Suara.com - Awal pekan ini, pasar saham Asia terpantau beragam bersamaan laporan penggajian (payrolls) AS yang mengecewakan mengisyaratkan otoritas moneter AS akan menjaga kebijakan sangat longgar lebih lama. Selain itu, hal ini juga mengaburkan prospek pertumbuhan global dan inflasi.
Liburan hari buruh di Amerika Serikat juga mengakibatkan transaksi kurang bergairah dan membuat indeks MSCI untuk saham Asia Pasifik yang lebih luas di luar Jepang tetap datar di awal perdagangan.
Indeks acuan Nikkei Jepang naik 1,7 persen, tetapi indeks KOSPI Korea Selatan turun 0,1 persen. Indeks berjangka Nasdaq hampir tidak berubah, sementara indeks berjangka S&P 500 turun 0,1 persen.
Investor masih menilai dampak dari laporan penggajian AS untuk Agustus yang menunjukkan peningkatan pekerjaan jauh lebih kecil dari yang diharapkan, tetapi juga kenaikan upah.
Baca Juga: Pengertian Saham: Definisi, Jenis, dan Cara Jual Beli
Selain itu, poin terakhir cukup untuk mendorong imbal hasil obligasi pemerintah yang bertenor lebih lama menjadi lebih tinggi dan mempertajam kurva imbal hasil.
Bahkan ketika pasar berspekulasi Federal Reserve mungkin mulai melakukan tapering (pengurangan pembelian aset) nanti.
"Ketenagakerjaan melambat tajam pada Agustus, dengan sedikit indikasi kenaikan pasokan tenaga kerja," kata ekonom Barclays Jonathan Millar.
"Ini menempatkan The Fed dalam kebingungan karena menyeimbangkan risiko pelambatan permintaan yang tajam terhadap pasokan dan inflasi yang ketat," tulis keterangan terkait.
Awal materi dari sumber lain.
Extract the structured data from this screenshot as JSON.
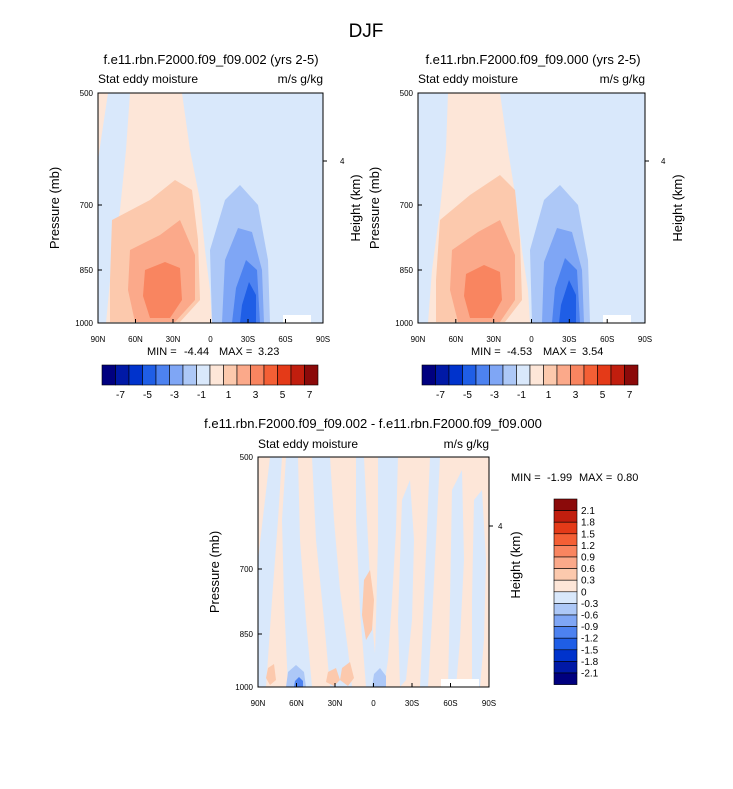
{
  "figure": {
    "title": "DJF"
  },
  "panels": [
    {
      "title": "f.e11.rbn.F2000.f09_f09.002 (yrs 2-5)",
      "left_label": "Stat eddy moisture",
      "right_label": "m/s g/kg",
      "ylabel": "Pressure (mb)",
      "y2label": "Height (km)",
      "yticks": [
        "500",
        "700",
        "850",
        "1000"
      ],
      "y2ticks": [
        "4"
      ],
      "xticks": [
        "90N",
        "60N",
        "30N",
        "0",
        "30S",
        "60S",
        "90S"
      ],
      "min_label": "MIN =",
      "min_value": "-4.44",
      "max_label": "MAX =",
      "max_value": "3.23"
    },
    {
      "title": "f.e11.rbn.F2000.f09_f09.000 (yrs 2-5)",
      "left_label": "Stat eddy moisture",
      "right_label": "m/s g/kg",
      "ylabel": "Pressure (mb)",
      "y2label": "Height (km)",
      "yticks": [
        "500",
        "700",
        "850",
        "1000"
      ],
      "y2ticks": [
        "4"
      ],
      "xticks": [
        "90N",
        "60N",
        "30N",
        "0",
        "30S",
        "60S",
        "90S"
      ],
      "min_label": "MIN =",
      "min_value": "-4.53",
      "max_label": "MAX =",
      "max_value": "3.54"
    },
    {
      "title": "f.e11.rbn.F2000.f09_f09.002 - f.e11.rbn.F2000.f09_f09.000",
      "left_label": "Stat eddy moisture",
      "right_label": "m/s g/kg",
      "ylabel": "Pressure (mb)",
      "y2label": "Height (km)",
      "yticks": [
        "500",
        "700",
        "850",
        "1000"
      ],
      "y2ticks": [
        "4"
      ],
      "xticks": [
        "90N",
        "60N",
        "30N",
        "0",
        "30S",
        "60S",
        "90S"
      ],
      "min_label": "MIN =",
      "min_value": "-1.99",
      "max_label": "MAX =",
      "max_value": "0.80"
    }
  ],
  "colorbar_top": {
    "labels": [
      "-7",
      "-5",
      "-3",
      "-1",
      "1",
      "3",
      "5",
      "7"
    ],
    "colors": [
      "#00007f",
      "#0019a6",
      "#0033cc",
      "#1f5ee6",
      "#4d82f0",
      "#7fa6f5",
      "#adc8f7",
      "#d9e8fb",
      "#fde6d8",
      "#fcc9ad",
      "#fba98a",
      "#f98560",
      "#f45f35",
      "#e43a18",
      "#c11e0e",
      "#8b0a0a"
    ]
  },
  "colorbar_diff": {
    "labels": [
      "2.1",
      "1.8",
      "1.5",
      "1.2",
      "0.9",
      "0.6",
      "0.3",
      "0",
      "-0.3",
      "-0.6",
      "-0.9",
      "-1.2",
      "-1.5",
      "-1.8",
      "-2.1"
    ],
    "colors": [
      "#8b0a0a",
      "#c11e0e",
      "#e43a18",
      "#f45f35",
      "#f98560",
      "#fba98a",
      "#fcc9ad",
      "#fde6d8",
      "#d9e8fb",
      "#adc8f7",
      "#7fa6f5",
      "#4d82f0",
      "#1f5ee6",
      "#0033cc",
      "#0019a6",
      "#00007f"
    ]
  },
  "chart_data": [
    {
      "type": "heatmap",
      "title": "f.e11.rbn.F2000.f09_f09.002 (yrs 2-5)",
      "xlabel": "",
      "ylabel": "Pressure (mb)",
      "x": [
        "90N",
        "60N",
        "30N",
        "0",
        "30S",
        "60S",
        "90S"
      ],
      "y": [
        500,
        700,
        850,
        1000
      ],
      "xlim": [
        90,
        -90
      ],
      "ylim": [
        1000,
        500
      ],
      "min": -4.44,
      "max": 3.23,
      "colorbar_levels": [
        -7,
        -5,
        -3,
        -1,
        1,
        3,
        5,
        7
      ]
    },
    {
      "type": "heatmap",
      "title": "f.e11.rbn.F2000.f09_f09.000 (yrs 2-5)",
      "xlabel": "",
      "ylabel": "Pressure (mb)",
      "x": [
        "90N",
        "60N",
        "30N",
        "0",
        "30S",
        "60S",
        "90S"
      ],
      "y": [
        500,
        700,
        850,
        1000
      ],
      "xlim": [
        90,
        -90
      ],
      "ylim": [
        1000,
        500
      ],
      "min": -4.53,
      "max": 3.54,
      "colorbar_levels": [
        -7,
        -5,
        -3,
        -1,
        1,
        3,
        5,
        7
      ]
    },
    {
      "type": "heatmap",
      "title": "f.e11.rbn.F2000.f09_f09.002 - f.e11.rbn.F2000.f09_f09.000",
      "xlabel": "",
      "ylabel": "Pressure (mb)",
      "x": [
        "90N",
        "60N",
        "30N",
        "0",
        "30S",
        "60S",
        "90S"
      ],
      "y": [
        500,
        700,
        850,
        1000
      ],
      "xlim": [
        90,
        -90
      ],
      "ylim": [
        1000,
        500
      ],
      "min": -1.99,
      "max": 0.8,
      "colorbar_levels": [
        -2.1,
        -1.8,
        -1.5,
        -1.2,
        -0.9,
        -0.6,
        -0.3,
        0,
        0.3,
        0.6,
        0.9,
        1.2,
        1.5,
        1.8,
        2.1
      ]
    }
  ]
}
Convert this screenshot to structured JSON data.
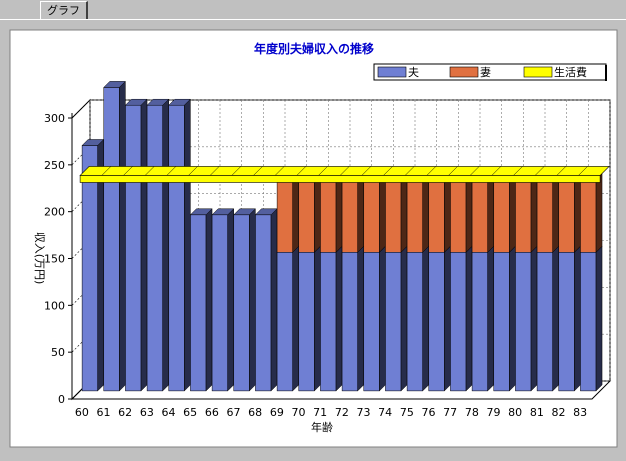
{
  "tab": {
    "label": "グラフ"
  },
  "chart_data": {
    "type": "bar",
    "title": "年度別夫婦収入の推移",
    "xlabel": "年齢",
    "ylabel": "収入(万円)",
    "ylim": [
      0,
      300
    ],
    "yticks": [
      0,
      50,
      100,
      150,
      200,
      250,
      300
    ],
    "categories": [
      "60",
      "61",
      "62",
      "63",
      "64",
      "65",
      "66",
      "67",
      "68",
      "69",
      "70",
      "71",
      "72",
      "73",
      "74",
      "75",
      "76",
      "77",
      "78",
      "79",
      "80",
      "81",
      "82",
      "83"
    ],
    "series": [
      {
        "name": "夫",
        "color": "#6f7fd3",
        "values": [
          262,
          324,
          305,
          305,
          305,
          188,
          188,
          188,
          188,
          148,
          148,
          148,
          148,
          148,
          148,
          148,
          148,
          148,
          148,
          148,
          148,
          148,
          148,
          148
        ]
      },
      {
        "name": "妻",
        "color": "#e07040",
        "values": [
          0,
          0,
          0,
          0,
          0,
          0,
          0,
          0,
          0,
          80,
          80,
          80,
          80,
          80,
          80,
          80,
          80,
          80,
          80,
          80,
          80,
          80,
          80,
          80
        ]
      },
      {
        "name": "生活費",
        "color": "#ffff00",
        "type": "line",
        "value": 230
      }
    ],
    "legend_position": "top-right",
    "grid": true
  }
}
“Kami masih memperkirakan Fed akan memberi sinyal tapering pada September, tetapi sekarang memperkirakan itu akan dimulai pada Desember, bukan November. Pelonggaran kuantitatif (QE) kemungkinan akan berakhir pada pertengahan 2022,” ujarnya lagi.
Baca Juga: Kulineran di Rumah, Ini 5 Menu Makanan Asia dengan Harga Bersahabat
Kenaikan imbal hasil obligasi 10-tahun AS menjadi 1,32 persen membatasi beberapa tekanan pada dolar dari angka penggajian yang buruk, meskipun indeksnya masih menyentuh level terendah satu bulan sebelum stabil di 92,128.
Dolar AS tetap melemah terhadap yen di 109,76, sementara euro menguat di 1,1881 dolar setelah mencapai tertinggi lima minggu di 1,1908 dolar pada Jumat (3/9/2021).
Bank Sentral Eropa (ECB) akan mengadakan pertemuan kebijakan minggu ini dan sejumlah pembuat kebijakan telah menyerukan langkah mundur dalam program pembelian aset besar mereka, meskipun Presiden ECB Christine Lagarde telah terdengar lebih dovish.
“Kami memperkirakan ECB akan mengumumkan pengurangan laju PEPP (program pembelian darurat pandemi) kuartal keempat pada pertemuan September di belakang kondisi keuangan yang lebih longgar,” kata analis di TD Securities.
“Semua tuas kebijakan lainnya kemungkinan akan ditahan, dengan perkiraan inflasi direvisi naik tajam tahun ini dan tahun depan. Risiko komunikasi tinggi, dan Lagarde ingin menghindari terdengar terlalu hawkish, alih-alih menekankan 'kegigihan'," kata dia, dikutip via Antara.
Prospek dimulainya tapering Fed kemudian akan positif untuk emas yang tidak memberikan imbal hasil, yang berdiri di 1.826 dolar AS per ounce, setelah mencapai tertinggi sejak pertengahan Juni di 1.833,80 dolar AS.
Investor minyak lebih khawatir bahwa laju perekrutan tenaga kerja AS yang buruk akan menjadi hambatan pada permintaan dan harga minyak tergelincir.
Brent turun 65 sen menjadi 71,95 dolar AS per barel, sementara minyak mentah AS kehilangan 59 sen menjadi 68,70 dolar AS per barel.